03 Mar What Gets Measured Gets Done
This title, first shared with me by a friend and mentor and often attributed to Peter Drucker, encompasses the power of setting expectations. Measurement is not always fun and sexy, but it is powerful. It allows you to build a real understanding (rather than rely on a gut feeling), make informed decisions, and ensure accountability.
Below are a few quick thoughts about measurement.
Get A System (And Use It!)
Leads, conversions, client interactions, and the success of specific channels, promotions, or individuals are all relatively easy things to measure. If you’re doing this now, then you’re already off to a great start. If you’re not, there are many systems available to help you and your team track this information. Pick one and start collecting.
It never ceases to amaze me how many times I speak with successful business people and find out that they have no system or rigour for tracking their success. What they are failing to understand is how much more successful they could be if they just gathered and evaluated some basic business intelligence.
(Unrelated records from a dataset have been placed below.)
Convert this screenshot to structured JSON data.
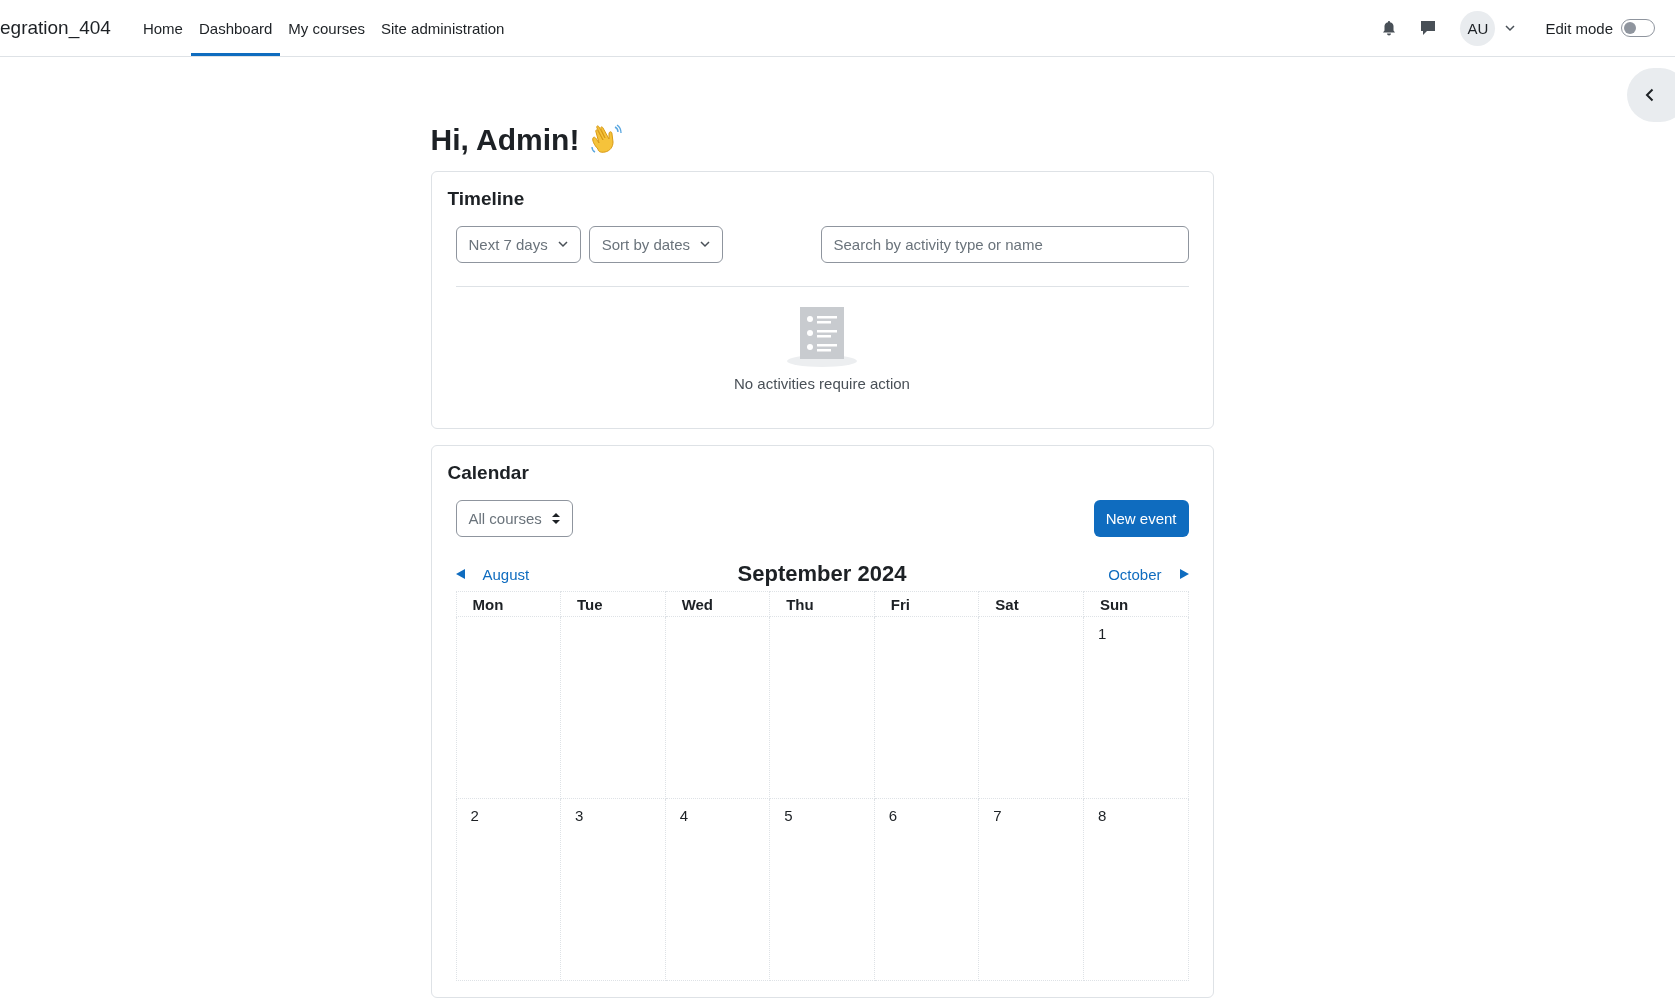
{
  "navbar": {
    "site_name": "egration_404",
    "items": [
      {
        "label": "Home",
        "selected": false
      },
      {
        "label": "Dashboard",
        "selected": true
      },
      {
        "label": "My courses",
        "selected": false
      },
      {
        "label": "Site administration",
        "selected": false
      }
    ],
    "avatar": "AU",
    "edit_mode": {
      "label": "Edit mode",
      "on": false
    }
  },
  "greeting": "Hi, Admin!",
  "timeline": {
    "title": "Timeline",
    "filters": [
      "Next 7 days",
      "Sort by dates"
    ],
    "search": {
      "placeholder": "Search by activity type or name"
    },
    "empty_message": "No activities require action"
  },
  "calendar": {
    "title": "Calendar",
    "course_filter": "All courses",
    "new_event": "New event",
    "prev_month": "August",
    "month": "September 2024",
    "next_month": "October",
    "weekdays": [
      "Mon",
      "Tue",
      "Wed",
      "Thu",
      "Fri",
      "Sat",
      "Sun"
    ],
    "weeks": [
      {
        "days": [
          {
            "kind": "blank"
          },
          {
            "kind": "blank"
          },
          {
            "kind": "blank"
          },
          {
            "kind": "blank"
          },
          {
            "kind": "blank"
          },
          {
            "kind": "blank"
          },
          {
            "kind": "day",
            "number": "1"
          }
        ]
      },
      {
        "days": [
          {
            "kind": "day",
            "number": "2"
          },
          {
            "kind": "day",
            "number": "3"
          },
          {
            "kind": "day",
            "number": "4"
          },
          {
            "kind": "day",
            "number": "5"
          },
          {
            "kind": "day",
            "number": "6"
          },
          {
            "kind": "day",
            "number": "7"
          },
          {
            "kind": "day",
            "number": "8"
          }
        ]
      }
    ]
  }
}
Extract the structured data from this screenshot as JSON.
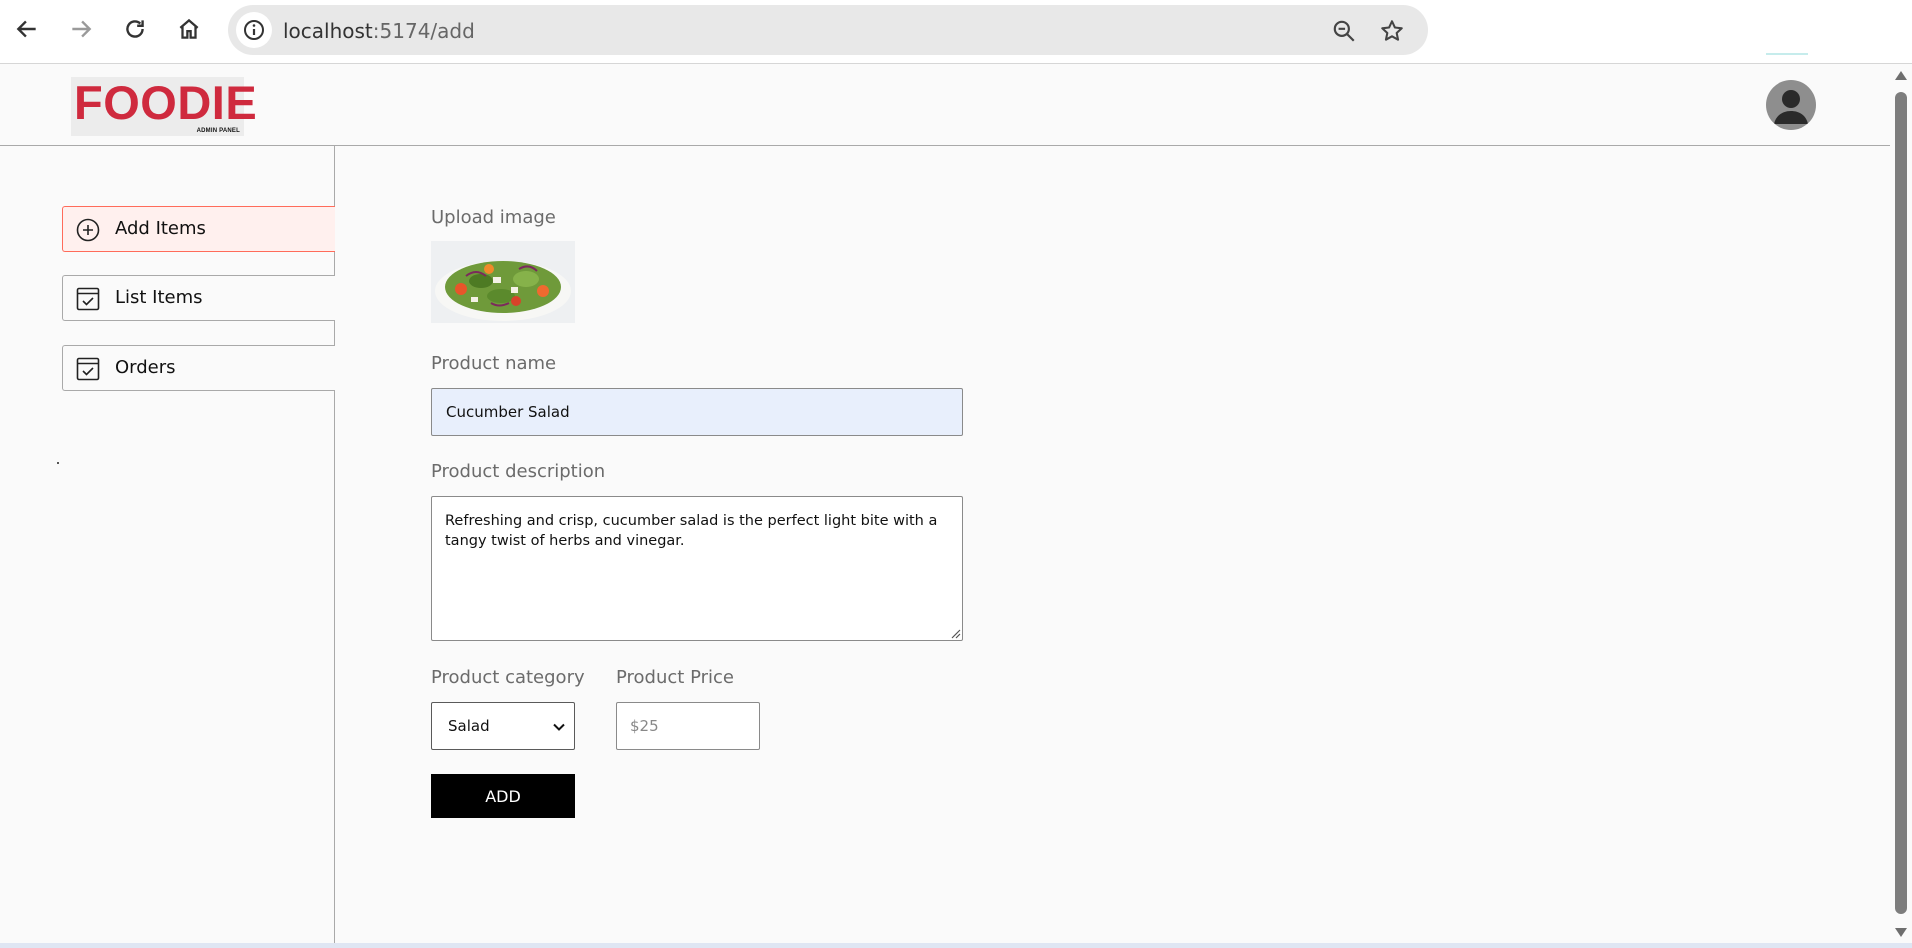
{
  "browser": {
    "url_host": "localhost",
    "url_path": ":5174/add",
    "back_icon": "arrow-left-icon",
    "forward_icon": "arrow-right-icon",
    "reload_icon": "reload-icon",
    "home_icon": "home-icon",
    "site_info_icon": "info-icon",
    "zoom_icon": "zoom-out-icon",
    "bookmark_icon": "star-icon"
  },
  "header": {
    "logo_text": "FOODIE",
    "logo_subtext": "ADMIN PANEL",
    "avatar_icon": "user-avatar-icon"
  },
  "sidebar": {
    "items": [
      {
        "label": "Add Items",
        "icon": "add-circle-icon",
        "active": true
      },
      {
        "label": "List Items",
        "icon": "checkbox-list-icon",
        "active": false
      },
      {
        "label": "Orders",
        "icon": "checkbox-orders-icon",
        "active": false
      }
    ]
  },
  "form": {
    "upload_label": "Upload image",
    "upload_image_alt": "salad-image",
    "name_label": "Product name",
    "name_value": "Cucumber Salad",
    "description_label": "Product description",
    "description_value": "Refreshing and crisp, cucumber salad is the perfect light bite with a tangy twist of herbs and vinegar.",
    "category_label": "Product category",
    "category_value": "Salad",
    "price_label": "Product Price",
    "price_placeholder": "$25",
    "add_button_label": "ADD"
  },
  "colors": {
    "brand_red": "#cf2a3e",
    "active_bg": "#fff0ee",
    "active_border": "#ff6b5a",
    "input_fill": "#e8effc",
    "button_bg": "#000000"
  }
}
Figure Out What’s Important
Not everything you measure is of equal value. Some of what’s important may change over time or depend on circumstance, but there are a couple of key indicators that really drive your business and that you need to pay attention to. Here’s a hint—it’s not revenue or profitability. Yes, these are important, but what’s more important is understanding what causes improvements to revenue and profitability. If you’re thinking customer retention, repeat purchases, referrals, results by channel or segment, or client and employee satisfaction, you’re getting closer.
Figure out what’s important and focus your team around these key indicators.
What Gets Measured Gets Done
After you’ve figured out your key indicators, the next step is to have a plan. Developing a plan with measurable objectives for each area of your business sets the expectation and allows you to have informed discussions about what is and isn’t working.
A traditional example would be when your salespeople need to generate X leads with a conversion ratio of Y and an average sales Z to meet your basic sales expectations. If you set the expectation and measure the results, you can manage against it. This goes for all areas of your business, not just sales and marketing. HR, IT, Finance, and Operations should all have specific key measurements with regards to how they contribute to your business.
Measure it, understand it, and get it done.